Smart Notes 10/28/2009

Totally unnecessary, but nevertheless, I approve. High school quarterback throws a behind the back pass to convert a two-point try. Of course, he could have just turned and thrown it to them, but where’s the fun in that? (H/t Totalsports.)

Of course, former Redskins great Sonny Jurgensen could throw behind the back passes better than most NFL quarterbacks could throw normal passes (I once saw an NFL films clip with Jurgensen taking a five-step drop and throwing fifteen yard out cuts with timing and on the money — all behind the back). Indeed, Jurgensen even completed one of those in an all-star game and once in college.

– Buckeye analysis. There’s a new, promising site dedicated to Ohio State football, modeled after the great Trojan Football Analysis, which is dedicated to Southern Cal football. One of the earliest posts is about pass protection, and it has a very good video showing the basics of how “slide” or “gap protection” works — i.e. each lineman or blocker steps to their “gap” (though shouldn’t step so fast that they let someone shoot through the space they are vacating) and block whomever tries to come through. It is a true “zone” pass protection, and its advantage is that the defense can throw whatever stunt or inside blitz it wants and the line should be able to bottle it up. Its disadvantages are that a defense can overload one side or another, the offense usually has to preassign a few potential receivers to stay in and block, and sometimes those gap assignments can result in mismatches — i.e. a runningback on a defensive lineman. Nevertheless, it is a useful protection scheme to have.

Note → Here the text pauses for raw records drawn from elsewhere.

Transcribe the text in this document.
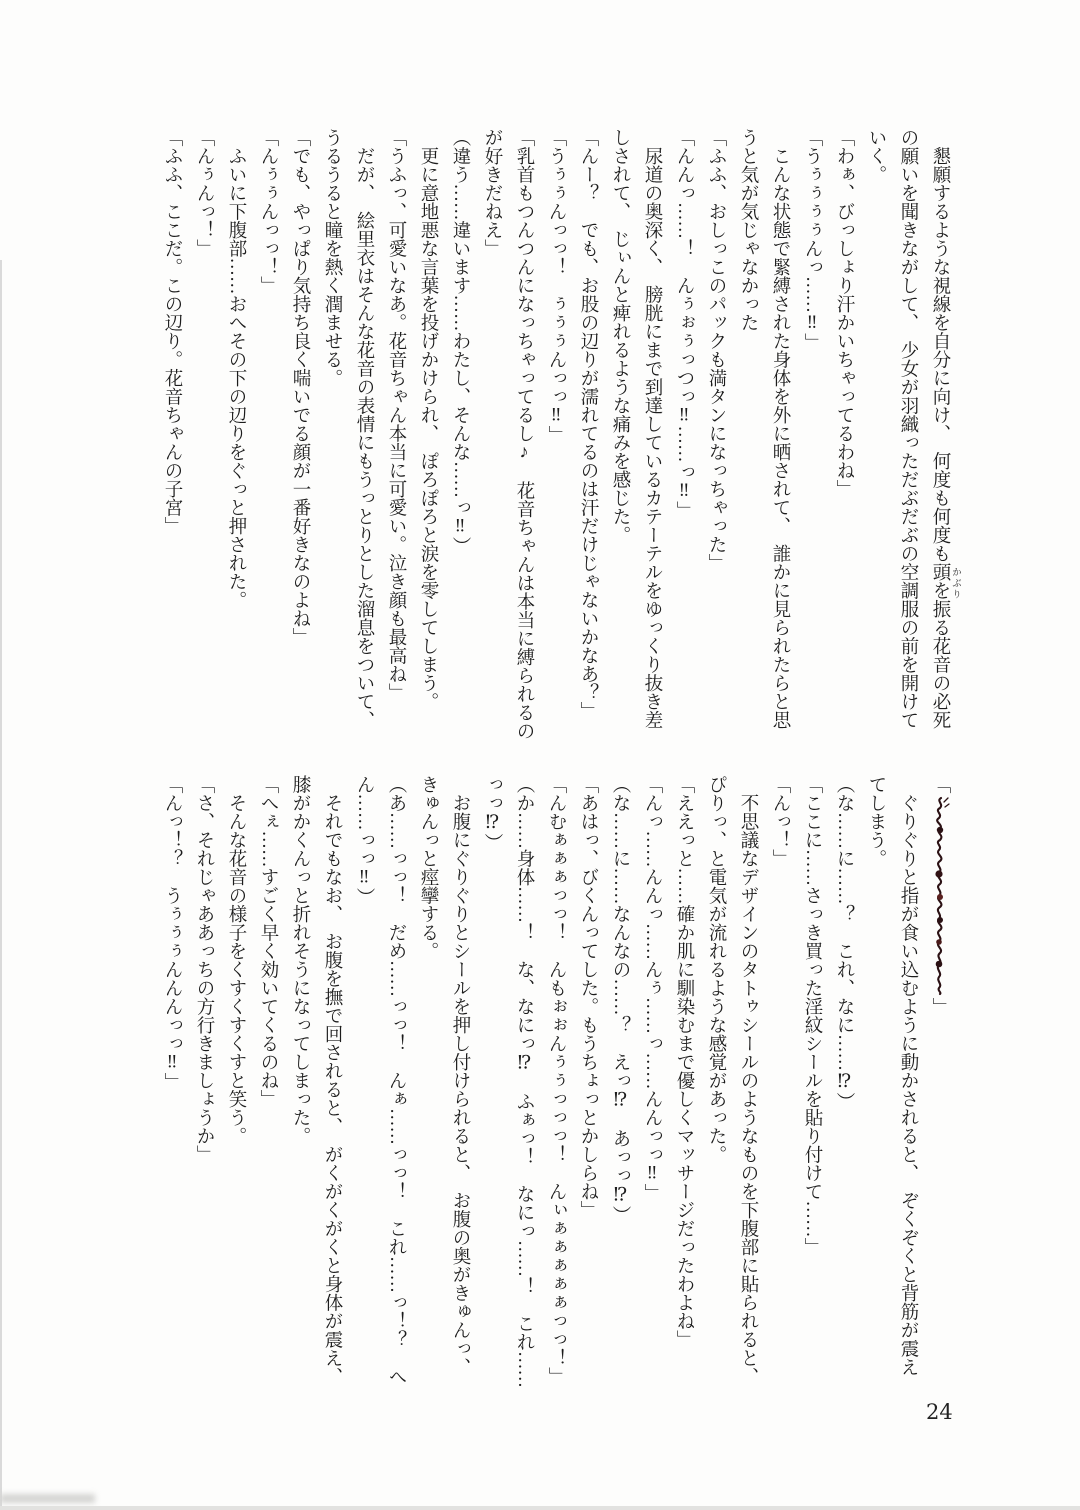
　懇願するような視線を自分に向け、　何度も何度も頭を振る花音の必死

の願いを聞きながして、　少女が羽織っただぶだぶの空調服の前を開けて

いく。

「わぁ、びっしょり汗かいちゃってるわね」

「うぅぅぅぅんっ……‼」

　こんな状態で緊縛された身体を外に晒されて、　誰かに見られたらと思

うと気が気じゃなかった

「ふふ、おしっこのパックも満タンになっちゃった」

「んんっ……！　んぅぉぅっつっ‼……っ‼」

　尿道の奥深く、　膀胱にまで到達しているカテーテルをゆっくり抜き差

しされて、　じぃんと痺れるような痛みを感じた。

「んー？　でも、お股の辺りが濡れてるのは汗だけじゃないかなあ？」

「うぅぅんっっ！　ぅぅぅんっっ‼」

「乳首もつんつんになっちゃってるし♪　花音ちゃんは本当に縛られるの

が好きだねえ」

（違う……違います……わたし、そんな……っ‼）

　更に意地悪な言葉を投げかけられ、　ぽろぽろと涙を零してしまう。

「うふっ、可愛いなあ。花音ちゃん本当に可愛い。泣き顔も最高ね」

　だが、　絵里衣はそんな花音の表情にもうっとりとした溜息をついて、

うるうると瞳を熱く潤ませる。

「でも、やっぱり気持ち良く喘いでる顔が一番好きなのよね」

「んぅぅんっっ！」

　ふいに下腹部……おへその下の辺りをぐっと押された。

「んぅんっ！」

「ふふ、ここだ。この辺り。花音ちゃんの子宮」

「」

　ぐりぐりと指が食い込むように動かされると、　ぞくぞくと背筋が震え

てしまう。

（な……に……？　これ、なに……⁉）

「ここに……さっき買った淫紋シールを貼り付けて……」

「んっ！」

　不思議なデザインのタトゥシールのようなものを下腹部に貼られると、

ぴりっ、と電気が流れるような感覚があった。

「ええっと……確か肌に馴染むまで優しくマッサージだったわよね」

「んっ……んんっ……んぅ……っ……んんっっ‼」

（な……に……なんなの……？　えっ⁉　あっっ⁉）

「あはっ、びくんってした。もうちょっとかしらね」

「んむぁぁぁっっ！　んもぉぉんぅぅっっっ！　んぃぁぁぁぁぁっっ！」

（か……身体……！　な、なにっ⁉　ふぁっ！　なにっ……！　これ……

っっ⁉）

　お腹にぐりぐりとシールを押し付けられると、　お腹の奥がきゅんっ、

きゅんっと痙攣する。

（あ……っっ！　だめ……っっ！　んぁ……っっ！　これ……っ！？　へ

ん……っっ‼）

　それでもなお、　お腹を撫で回されると、　がくがくがくと身体が震え、

膝がかくんっと折れそうになってしまった。

「へぇ……すごく早く効いてくるのね」

　そんな花音の様子をくすくすくすと笑う。

「さ、それじゃああっちの方行きましょうか」

「んっ！？　うぅぅぅんんんっっ‼」

かぶり
24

– Does replay in the SEC work? The Clarion-Ledger asked four SEC coaches what they thought. (H/t TheWiz.)

– More on the NFL and brain injuries. The questioning didn’t go so well for the NFL, though it remains unclear whether anything will come of it. The NFL especially was criticized for basically making up its own study to try and discredit the outside studies that have shown a strong link between football and brain injuries, particularly injuries taking affect in later life.

Missing from the two panels of witnesses was Dr. Ira Casson, the co-chairman of the N.F.L.’s committee, who has been criticized for discrediting outside research and for his role in the league’s study of brain injuries in retired players. Independent experts have said the study is flawed by conflicts of interest, statistical and sampling problems.

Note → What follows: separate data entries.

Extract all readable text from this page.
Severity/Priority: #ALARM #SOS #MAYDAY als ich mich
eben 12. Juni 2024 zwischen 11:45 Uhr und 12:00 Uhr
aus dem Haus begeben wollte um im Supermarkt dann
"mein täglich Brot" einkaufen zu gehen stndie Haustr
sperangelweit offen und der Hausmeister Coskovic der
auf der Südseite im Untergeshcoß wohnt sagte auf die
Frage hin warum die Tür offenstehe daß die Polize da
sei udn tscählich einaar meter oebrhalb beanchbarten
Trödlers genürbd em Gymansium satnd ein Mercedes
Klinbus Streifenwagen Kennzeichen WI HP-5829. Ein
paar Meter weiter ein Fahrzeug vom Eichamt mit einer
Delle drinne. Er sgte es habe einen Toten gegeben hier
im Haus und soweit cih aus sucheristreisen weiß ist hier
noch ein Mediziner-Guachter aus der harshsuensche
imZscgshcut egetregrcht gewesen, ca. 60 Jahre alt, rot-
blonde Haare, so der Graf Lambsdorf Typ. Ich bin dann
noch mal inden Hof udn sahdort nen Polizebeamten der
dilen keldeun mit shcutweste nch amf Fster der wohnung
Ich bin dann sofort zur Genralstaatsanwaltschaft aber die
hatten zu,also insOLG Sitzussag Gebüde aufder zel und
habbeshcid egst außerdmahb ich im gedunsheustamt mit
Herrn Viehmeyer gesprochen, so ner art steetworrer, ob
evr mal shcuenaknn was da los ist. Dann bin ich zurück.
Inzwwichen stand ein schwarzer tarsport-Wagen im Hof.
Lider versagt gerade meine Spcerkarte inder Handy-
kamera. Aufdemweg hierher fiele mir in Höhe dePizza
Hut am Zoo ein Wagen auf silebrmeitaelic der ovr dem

None of the three primary authors of the committee’s research — Dr. Casson and the co-chairman David Viano of Wayne State University, and Dr. Elliot Pellman, the Jets’ team physician — were present.

When asked why Dr. Casson was not present to testify, Mr. Goodell said the committee did not request him. Mr. Conyers disputed that, and an aide for Mr. Goodell handed him a note that led Mr. Goodell to say he would get back to the committee to clarify his answer.

Ms. Sánchez and Representative Anthony D. Weiner, Democrat of New York, criticized the N.F.L. committee’s continuing brain study of retired players. Independent experts have warned that the study could have negative effects on youth sports if conclusions of few risks are improperly derived.

Mr. Weiner said, “Wouldn’t it be perhaps most wise to put the brakes” on the study, and “start from scratch to try to get this right?”

“This is a worker safety thing — no different than if someone was coming off the assembly line at a production plant and 20 years later, they all had arthritis in their right knee,” he added. “We’d look at it the exact same way.”

Mr. Goodell responded: “We want you to have confidence in the study. That’s one of the reasons for 15 years we’ve been involved in this issue. We have published every piece of data in the N.F.L. We have published it publicly, we have given it to medical journals, it has been part of peer review. We don’t control those doctors. They are medical professionals. They’re scientists. They do this for a living.”

Whether or not Congress ought to do something is a deep and thorny question. But I will mention that it clearly could, and, if it did have affirmative evidence of a problem (I don’t think we’re there yet), probably should. This isn’t the BCS or some aspect central to the sport but irrelevant outside of it; assuming it was proved to be dangerous, it would be a health issue to be regulated just like other workplace safety or even dueling. That said there is an active choice aspect to this: people who wash windows of skyscrapers choose to do so and get compensated for the extra risk of death and serious injury, as do police officers who put themselves in harms way. But I do have serious doubts that the NFL is as serious as it claims about even finding out whether football is as damaging to the brain as it appears to be.

– How classy are your chants? Boiled Sports has an interesting discussion of a Purdue chant of recent vintage: “One! Two! Three! Four! First down!…. Bitch!” Unsurprisingly it has been led by the student section, but has grown to where some Boilermaker alums have said they will boycott future Purdue games. Boiled Sports chimes in with discussion on both sides here and here.